Very clear eyed David!
Back, in the day, accountants, tax professionals, provided advice on ETPS, redundancies, RBLs, SMSFs and a raft of other structural and tax related matters. These days there is a clear demarcation between accounting and financial planning but, in my view, they are two sides of the same coin for the above types of matters in whatever is their current iteration. Eg; RBL = TBC, ETP = ETP (non super) and so on. The TBC/TBA is a stand-out – FP need the info to provide advice but it is only available via the Tax Agent or via MyGov. Work that one out.

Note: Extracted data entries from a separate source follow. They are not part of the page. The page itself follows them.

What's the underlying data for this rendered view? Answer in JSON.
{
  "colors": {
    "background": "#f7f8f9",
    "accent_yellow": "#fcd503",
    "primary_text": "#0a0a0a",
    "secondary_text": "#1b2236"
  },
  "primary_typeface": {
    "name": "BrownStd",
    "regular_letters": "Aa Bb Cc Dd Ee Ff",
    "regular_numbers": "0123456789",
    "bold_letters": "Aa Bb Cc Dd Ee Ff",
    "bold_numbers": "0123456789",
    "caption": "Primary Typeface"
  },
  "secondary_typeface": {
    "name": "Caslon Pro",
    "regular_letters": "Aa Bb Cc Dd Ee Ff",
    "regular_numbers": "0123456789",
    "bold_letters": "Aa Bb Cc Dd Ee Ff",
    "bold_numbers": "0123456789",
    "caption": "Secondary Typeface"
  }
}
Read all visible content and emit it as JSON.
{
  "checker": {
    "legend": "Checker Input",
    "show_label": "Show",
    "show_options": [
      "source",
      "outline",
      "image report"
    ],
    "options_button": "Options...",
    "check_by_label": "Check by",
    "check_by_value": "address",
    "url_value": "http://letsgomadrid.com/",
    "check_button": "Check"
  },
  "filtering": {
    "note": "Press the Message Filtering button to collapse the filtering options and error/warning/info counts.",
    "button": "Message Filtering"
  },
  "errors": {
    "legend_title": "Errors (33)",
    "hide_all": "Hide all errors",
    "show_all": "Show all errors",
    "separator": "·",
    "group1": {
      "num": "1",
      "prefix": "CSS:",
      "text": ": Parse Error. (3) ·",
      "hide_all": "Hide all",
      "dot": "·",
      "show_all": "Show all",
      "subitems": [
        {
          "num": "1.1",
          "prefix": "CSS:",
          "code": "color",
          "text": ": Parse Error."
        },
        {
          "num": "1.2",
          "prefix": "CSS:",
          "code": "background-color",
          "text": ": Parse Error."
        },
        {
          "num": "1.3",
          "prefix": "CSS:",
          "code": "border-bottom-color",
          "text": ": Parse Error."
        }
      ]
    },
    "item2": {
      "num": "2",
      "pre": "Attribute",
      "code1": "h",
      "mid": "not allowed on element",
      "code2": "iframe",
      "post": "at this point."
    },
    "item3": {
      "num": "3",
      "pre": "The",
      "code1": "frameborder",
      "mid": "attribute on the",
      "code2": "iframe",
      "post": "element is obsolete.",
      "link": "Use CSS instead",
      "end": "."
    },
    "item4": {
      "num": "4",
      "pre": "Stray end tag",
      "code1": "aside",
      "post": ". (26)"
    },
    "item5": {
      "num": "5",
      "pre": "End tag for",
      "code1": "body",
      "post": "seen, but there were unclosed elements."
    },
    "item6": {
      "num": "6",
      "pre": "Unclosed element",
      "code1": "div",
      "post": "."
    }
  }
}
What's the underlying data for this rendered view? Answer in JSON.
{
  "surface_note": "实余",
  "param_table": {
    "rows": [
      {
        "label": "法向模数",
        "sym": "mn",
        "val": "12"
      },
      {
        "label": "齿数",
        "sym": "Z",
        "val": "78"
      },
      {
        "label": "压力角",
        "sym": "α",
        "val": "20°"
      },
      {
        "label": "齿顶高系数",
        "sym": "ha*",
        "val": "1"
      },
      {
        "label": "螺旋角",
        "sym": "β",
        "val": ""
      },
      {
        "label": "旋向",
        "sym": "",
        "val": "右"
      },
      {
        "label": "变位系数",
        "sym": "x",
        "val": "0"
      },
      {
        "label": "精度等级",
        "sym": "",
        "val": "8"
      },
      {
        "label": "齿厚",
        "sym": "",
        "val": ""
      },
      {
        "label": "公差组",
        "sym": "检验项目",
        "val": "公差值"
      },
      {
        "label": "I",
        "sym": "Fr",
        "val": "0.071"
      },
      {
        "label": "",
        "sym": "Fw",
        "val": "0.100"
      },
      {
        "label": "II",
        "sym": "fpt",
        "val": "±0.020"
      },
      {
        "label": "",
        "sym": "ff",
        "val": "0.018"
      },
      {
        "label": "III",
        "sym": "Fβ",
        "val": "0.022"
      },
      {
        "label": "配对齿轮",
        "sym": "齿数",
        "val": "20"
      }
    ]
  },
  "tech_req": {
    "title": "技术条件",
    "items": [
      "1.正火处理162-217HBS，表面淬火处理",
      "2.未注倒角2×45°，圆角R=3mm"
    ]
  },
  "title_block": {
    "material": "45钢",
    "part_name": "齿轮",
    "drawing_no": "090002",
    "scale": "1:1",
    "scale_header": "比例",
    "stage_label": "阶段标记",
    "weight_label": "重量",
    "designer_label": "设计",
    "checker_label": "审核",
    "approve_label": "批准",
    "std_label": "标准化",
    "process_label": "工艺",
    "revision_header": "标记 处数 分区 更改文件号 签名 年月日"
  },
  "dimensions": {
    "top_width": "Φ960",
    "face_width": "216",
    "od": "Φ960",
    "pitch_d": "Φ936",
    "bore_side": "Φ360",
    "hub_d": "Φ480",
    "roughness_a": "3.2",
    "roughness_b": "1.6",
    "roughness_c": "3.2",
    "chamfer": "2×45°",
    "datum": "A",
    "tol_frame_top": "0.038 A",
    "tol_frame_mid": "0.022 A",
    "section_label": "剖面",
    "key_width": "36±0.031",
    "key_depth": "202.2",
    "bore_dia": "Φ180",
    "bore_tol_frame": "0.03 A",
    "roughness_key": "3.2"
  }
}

Where the similarity ends is easy to see – investment advice, insurance advice (for example) in the FP remit and the myriad of traditional accounting and tax work on the other.
It does seem that the answer (or at least one of the answers) to the conundrum may be to think about a simple license that covers only structural and tax matters. Although it is easy to say this, it is difficult to really get this right, but the current system will struggle to provide ‘simple, affordable advice’ so a rethink is needed.
Community perception about paying for advice is one hurdle. This is perhaps one of the reasons the alternative forms of remuneration became the stock of trade for FPs. Accountants do charge a fee for service so clients of that profession seem more inclined to pay under that model. However, and it is a big however, a client pays for ‘something’ such as a tax return etc, will they take the same view to receiving advice that may take years to manifest into the ‘dream’?
David is spot on in saying that until the profession grasps the nettle and drives change, it will remain where it is and ultimately, no-one wins as a result.